Nessuna distribuzione naturale.

Descrizione

Pianta ibrida di dimensioni medie, 10 - 20cm di altezza e 20 - 40cm di larghezza in acquario. Emersa ha la lama fogliare con picciolo fino a 50cm, ellittica, ovoidale o ovoidale molto stretta, fino a 17 cm di lunghezza, 10 cm di larghezza. Apice acuto; base rotonda o leggermente cordata. Sommersa ha la lamina fogliare con picciolo fino a 10 cm, ellittica stretta, fino a 12 cm di lunghezza, 2 - 4 cm di larghezza, marrone scuro tendente al rosso. Apice acuto o aciculato o ottuso; base acuta o ottusa. Margine leggermente ondulato e arricciato verso l'esterno. Sommersa presenta 3 - 5 nervature, emersa ne presenta 5 - 7. Linee pellucide da lunghe e medio - lunghe. Infiorescenze delle piante emerse con peduncolo lungo sino ad 1 m, con piante avventizie; fiori disposti in 5 - 6 spire. Fiori di circa 3,5 cm di grandezza; 18 - 22 stami. Nucule fertile.

Coltivazione

A causa della colorazione marrone scuro - rosso delle foglie, è considerata un ibrido molto decorativo che viene normalmente piantumata nella zona anteriore o centrale. Solo i margini delle foglie, arricciati verso l'esterno, appaiono invadenti.

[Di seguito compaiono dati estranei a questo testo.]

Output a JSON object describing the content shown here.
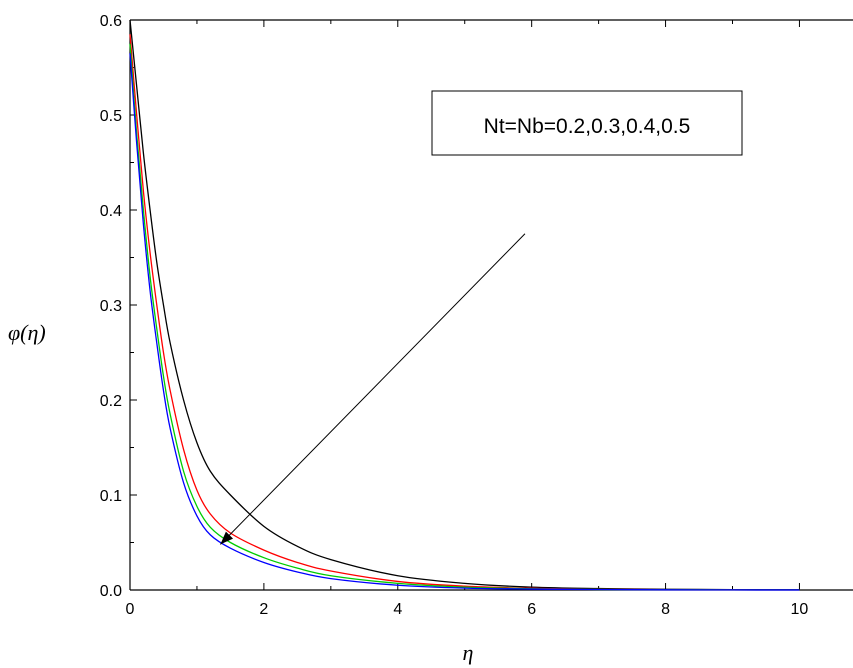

La coltivazione non pone alcun problema in acqua dura o morbida. Una posizione luminosa è essenziale. Un substrato ricco di sostanze nutritive è raccomandato. Il range di temperatura ottimale è di circa 18° - 26°C. La moltiplicazione avviene solo attraverso le piante avventizie. Dall'auto impollinazione si svilupperanno solamente diversi fenotipi.

Ecologia

Nessuna poiché pianta ibridata artificialmente.

Varie

Questo ibrido è stato introdotto in acquariofilia sotto il nome commerciale di E. "osiris double red" ed erroneamente descritto come E. barthii da Miihlberg nel 1986 sotto l'ipotesi che si trattva di una specie a se stante. E' senza dubbio un ibrido che forse ha origine da un allevatore australiano. Secondo quest'ultimo, E. uruguayensis è una delle specie parentali della pianta.